- Theatrical release poster
- Directed by: Luigi Maggi, Arturo Ambrosio
- Screenplay by: Decoroso Bonifanti [it] , Arrigo Frusta [it]
- Based on: Nerone by Pietro Cossa
- Produced by: Ambrosio Film
- Starring: Alberto Capozzi; Lydia De Roberti; Luigi Maggi; Mirra Principi; Ernesto Vaser [it]; Ercole Vaser [it];
- Music by: Giovanni Vitrotti
- Release date: 1909;
- Running time: 14 minutes
- Country: Italy
- Languages: Silent film; Italian intertitles;

= Nero (1909 film) =

1909 film by Luigi Maggi

Nero, or The Fall of Rome (Nerone, o la caduta di Roma) is a 1909 Italian short silent Epic film directed by Luigi Maggi and Arturo Ambrosio, based on the eponymous 1872 drama by Pietro Cossa. This is one of the oldest surviving Italian epic films about Ancient Rome.

==Plot==
One day emperor Nero leaves his palace accompanied by his wife Claudia Octavia and meets a charming patrician named Poppea. With the help of his freedman Epaphroditus he finds her at a party she is attending and brings her back to his palace.

Nero presents Poppea to the people as the new empress and repudiates his wife. Octavia asks him to restitute the empire which he had received as her dowry, but the emperor harshly chases her away. Later, Nero is convinced by Poppea to have Octavia killed. One of her maidservants swears revenge and goes to Rome where she spreads the news of the assassination. The people, already tired of Nero's exactions and whims, decide to revolt against the emperor.

Informed of the danger of an imminent popular uprising, Nero orders to set fire to the city, which he watches from a terrace, rejoicing and playing his lyra.

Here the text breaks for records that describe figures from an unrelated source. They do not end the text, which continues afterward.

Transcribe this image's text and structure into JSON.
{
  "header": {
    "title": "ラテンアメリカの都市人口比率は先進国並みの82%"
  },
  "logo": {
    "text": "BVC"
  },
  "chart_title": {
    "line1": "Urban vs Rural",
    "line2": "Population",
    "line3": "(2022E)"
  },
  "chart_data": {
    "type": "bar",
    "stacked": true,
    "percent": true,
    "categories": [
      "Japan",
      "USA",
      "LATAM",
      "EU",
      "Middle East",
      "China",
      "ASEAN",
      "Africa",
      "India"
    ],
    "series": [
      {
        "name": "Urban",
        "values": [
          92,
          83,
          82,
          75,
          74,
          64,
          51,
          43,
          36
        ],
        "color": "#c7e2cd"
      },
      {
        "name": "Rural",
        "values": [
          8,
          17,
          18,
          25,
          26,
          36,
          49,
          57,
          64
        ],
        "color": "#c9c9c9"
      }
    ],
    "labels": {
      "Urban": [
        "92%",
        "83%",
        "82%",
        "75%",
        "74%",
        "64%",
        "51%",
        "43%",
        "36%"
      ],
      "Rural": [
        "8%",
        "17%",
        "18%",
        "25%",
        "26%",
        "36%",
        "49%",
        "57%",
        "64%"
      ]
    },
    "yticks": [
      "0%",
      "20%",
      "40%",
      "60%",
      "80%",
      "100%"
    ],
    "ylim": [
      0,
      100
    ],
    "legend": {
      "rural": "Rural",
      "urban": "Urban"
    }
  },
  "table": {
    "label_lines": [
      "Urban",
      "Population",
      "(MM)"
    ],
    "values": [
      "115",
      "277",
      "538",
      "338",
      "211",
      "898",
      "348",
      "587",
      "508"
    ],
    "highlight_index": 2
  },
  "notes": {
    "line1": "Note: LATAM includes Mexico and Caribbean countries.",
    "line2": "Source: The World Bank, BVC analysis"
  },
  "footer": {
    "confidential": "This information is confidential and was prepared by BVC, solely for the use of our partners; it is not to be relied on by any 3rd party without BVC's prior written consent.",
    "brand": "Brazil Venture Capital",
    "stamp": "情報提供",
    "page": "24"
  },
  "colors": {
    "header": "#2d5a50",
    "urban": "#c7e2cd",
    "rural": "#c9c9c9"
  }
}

Abandoned by all and sentenced to death by the Senate, he is beset by visions of the massacres he ordered. He flees with Epaphroditus seeking refuge at the villa of the freedman Faonte. Discovered and chased into the woods together with Epaphroditus, he kills himself with his sword.

==Cast==
- Alberto Capozzi as Nerone
- Lydia De Roberti as Poppea
- Mirra Principi as Claudia Octavia
- Luigi Maggi as Epaphroditus
- Ernesto Vaser as a Senator / a Man in the crowd
- Ercole Vaser as a Spy
- Serafino Vite as a Man in the crowd
- Leo Ragusi as a Man in the crowd
- Paolo Azzurri as a Senator

==Reception==
The film was a success both in Italy and on foreign markets. Nearly 300 copies were sold abroad at the time of the original release.

The scene where Nero is beset by bad conscience, having a vision of the Christians he had sent to martyrdom (shown by a red-toned double exposure shot), had a strong impact on the audience. The reviewer for the Moving Picture World wrote on 6 November 1909 that the film possessed "such a marvellous realism of affect that as we sat and watched this colored part of the film, we seemed, as it were, to hear the cries of the victims".

The film received the First Prize at the first edition of the World Competition of Cinematography in Milan
(Primo Concorso Mondiale di Cinematografia di Milano).

A parody of Nero, Tontolini Nerone, was released in 1910.

==Analysis==
The film is composed of 13 one shot scenes, with 6 intertitles. It is characterised by lavish sets and costumes and a cinematography which is still very close to theatre representation, with a succession of tableaux vivants filmed by a static frontal camera. All but two sets are indoors sets very similar to theatre sets including painted backdrops giving an illusion of perspective. Two shots are filmed outdoors in a garden.

Maria Wyke mentions Nero as "one of the first tentative experiments in the screening of Roman history made by an Italian production house", remarking that it bases its plot on "a vastly condensed synthesis of the Italian dramatic tradition for Nero - from grandiose production of Claudio Monteverdi's opera L'incoronazione di Poppea (first performed in 1642) to recent stagings of Pietro Cossa's popular tragedy Nerone". Regarding the cinematographic style, she writes: "Highly dependent still on the conventions of the Italian stage, almost every scene of Nerone (...) operates as a self-contained unit within which the actors playing Nero, Octavia or Poppea, planted before papier mâché backdrops and facing their unseen film audience, gesture majestically". Only the scene mentioned above on Nero's vision is regarded as a "celebration of the innovatory powers of cinema".